The homepage of AI Health Chains, which features an AI-generated video of lab workers as the website background (Source : Expel).
The homepage of a fraudulent entity, “AI Health Chains,” utilizing AI-generated video backgrounds to establish a veneer of legitimacy. (Source : Expel)

While vendors like OpenAI and Anthropic have successfully blocked several related accounts, the threat persists. A 2025 Anthropic report noted attempts by DPRK-linked actors to register Claude accounts to refine their malware toolsets, highlighting a continuous arms race between AI providers and state-sponsored developers.

A “Corporate” Approach to Cybercrime

By reverse-engineering the group’s ReactJS-based C2 and management panels, researchers have uncovered a highly structured, almost corporate organizational model. The attackers do not just operate in silos; they operate in “teams.”

The C2 infrastructure includes a browser-based remote control utility that provides VNC-like capabilities, allowing attackers to view screens and manipulate mice/keyboards in real-time. More uniquely, the group utilizes a workflow dashboard designed to track “performance.”
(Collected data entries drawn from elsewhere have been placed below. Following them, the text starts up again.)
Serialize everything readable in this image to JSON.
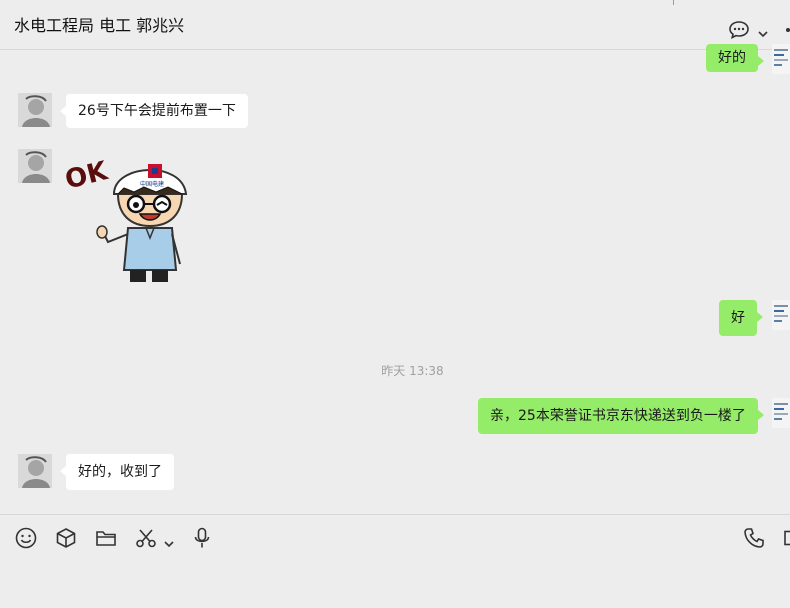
{
  "header": {
    "title": "水电工程局 电工 郭兆兴"
  },
  "messages": {
    "m1": {
      "side": "right",
      "text": "好的"
    },
    "m2": {
      "side": "left",
      "text": "26号下午会提前布置一下"
    },
    "m3": {
      "side": "left",
      "type": "sticker",
      "text": "OK",
      "helmet_text": "中国电建"
    },
    "m4": {
      "side": "right",
      "text": "好"
    },
    "timestamp": "昨天 13:38",
    "m5": {
      "side": "right",
      "text": "亲，25本荣誉证书京东快递送到负一楼了"
    },
    "m6": {
      "side": "left",
      "text": "好的，收到了"
    }
  },
  "toolbar": {
    "icons": [
      "emoji-icon",
      "box-icon",
      "folder-icon",
      "scissors-icon",
      "chevron-down-icon",
      "microphone-icon",
      "phone-icon"
    ]
  },
  "colors": {
    "background": "#ededed",
    "bubble_self": "#95ec69",
    "bubble_other": "#ffffff",
    "sticker_text": "#5a0d0d"
  }
}
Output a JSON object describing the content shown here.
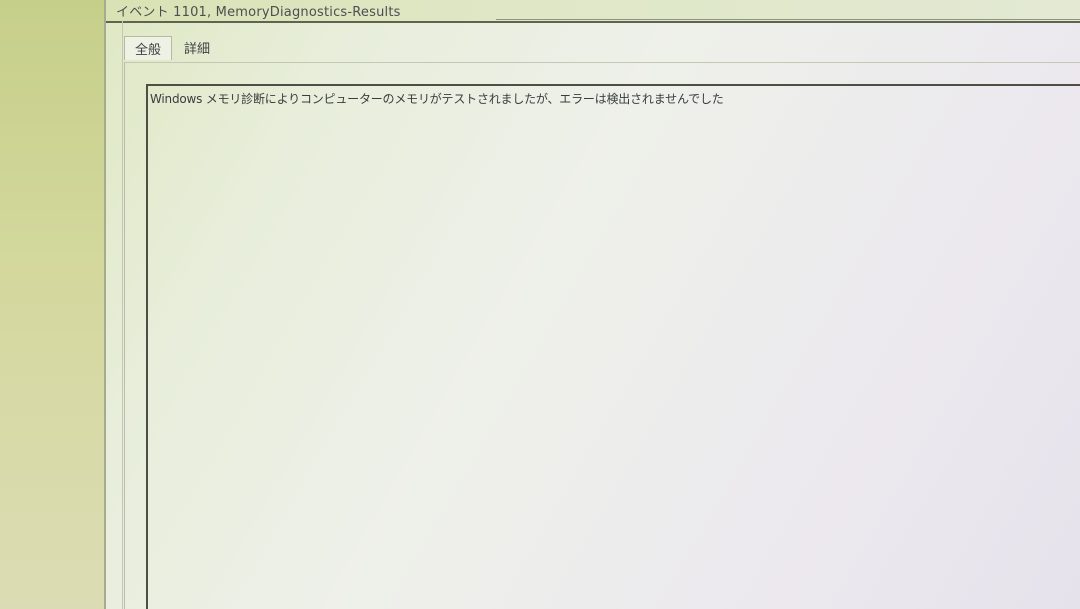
{
  "window": {
    "title": "イベント 1101, MemoryDiagnostics-Results"
  },
  "tabs": [
    {
      "label": "全般",
      "active": true
    },
    {
      "label": "詳細",
      "active": false
    }
  ],
  "general_tab": {
    "message": "Windows メモリ診断によりコンピューターのメモリがテストされましたが、エラーは検出されませんでした"
  }
}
The remote control panel, presenting a stock image of a desktop for illustrative purposes (Source : Expel).
The remote control panel used by operators to manage compromised endpoints. (Source : Expel)

This dashboard functions similarly to a workforce tracker, ranking various units (such as “6team” or “101team”) based on their “wallet haul.” This mirrors broader reporting on how the DPRK utilizes performance-based metrics for its fraudulent IT worker programs. Hardcoded identifiers in the malware allow these teams to group stolen assets by system hostname and team ID, streamlining the laundering process.

The Bottom Line: The HexagonalRodent campaign serves as a warning to the Web3 community. Even relatively “noisy” or unsophisticated malware can cause catastrophic damage when it is industrialized through automation, polished by AI, and delivered via high-fidelity social engineering.